Mais, dans 10 000, au lieu de s’intéresser à ce qui eût pu être une «proto-civilisation» égyptienne issue d’une Atlantide quelconque, R. Emmerich s'est complu dans les thèmes de l’esclavage, de l'usurpation théocratique du pouvoir et de l’égalitarisme avant l’heure: ce qui donne au spectateur un troublant sentiment d'anachronisme, et ruine du même coup, toute "théorie" crédible au sujet des anciennes pyramides pour quiconque s'intéresse à ce sujet. Ruiner ainsi toute théorie qui serait en faveur des très vieilles pyramides, c’est fort dommage, car la période dans laquelle Emmerich situe son film (10 000 avant J.-C) est tout indiquée pour mettre en scène de brillantes civilisations florissantes, ou sur le point de mourir. En effet, sur le plan historique, il n’y a rien d'incohérent à ce que des tribus primitives de chasseurs aient été amenées à rencontrer des civilisations supérieurement développées comme celle des égyptiens. Il aurait été passionnant d'assister à un clash entre hommes "primitifs" de cultures complètement antagonistes, ou même de relater une émigration de cette Atlantide engloutie vers des lieux viables, etc.
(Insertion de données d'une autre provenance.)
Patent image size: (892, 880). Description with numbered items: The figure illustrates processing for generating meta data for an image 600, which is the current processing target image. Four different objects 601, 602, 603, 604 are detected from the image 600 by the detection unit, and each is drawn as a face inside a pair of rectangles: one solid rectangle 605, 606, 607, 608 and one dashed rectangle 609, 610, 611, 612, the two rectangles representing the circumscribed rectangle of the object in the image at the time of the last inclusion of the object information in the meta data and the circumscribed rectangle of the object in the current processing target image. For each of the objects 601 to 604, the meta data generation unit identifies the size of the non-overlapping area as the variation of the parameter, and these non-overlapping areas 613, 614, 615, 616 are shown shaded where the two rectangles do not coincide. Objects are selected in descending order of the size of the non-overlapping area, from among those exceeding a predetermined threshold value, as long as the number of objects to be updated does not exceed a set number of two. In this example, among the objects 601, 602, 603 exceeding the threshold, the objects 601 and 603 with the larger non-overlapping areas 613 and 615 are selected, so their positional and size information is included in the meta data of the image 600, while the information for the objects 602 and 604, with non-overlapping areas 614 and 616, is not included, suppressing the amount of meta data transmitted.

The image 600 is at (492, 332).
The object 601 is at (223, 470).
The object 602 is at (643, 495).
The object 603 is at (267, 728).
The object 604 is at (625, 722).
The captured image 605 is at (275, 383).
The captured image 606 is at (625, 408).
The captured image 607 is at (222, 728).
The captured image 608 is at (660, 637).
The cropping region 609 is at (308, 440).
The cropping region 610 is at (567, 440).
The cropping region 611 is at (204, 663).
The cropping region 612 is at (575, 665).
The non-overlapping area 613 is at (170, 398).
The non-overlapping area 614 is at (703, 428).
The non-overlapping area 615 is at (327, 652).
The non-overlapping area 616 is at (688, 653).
Mais non... c'est tellement mieux de faire dans les apologies altermondialistes et les "quotas".

A voir ces films cependant, on devine bien qu’une telle civilisation, contemporaine des hommes préhistoriques, n'a jamais manqué de fasciner, donnant lieu à toutes sortes de théories tout aussi envisageables les unes que les autres...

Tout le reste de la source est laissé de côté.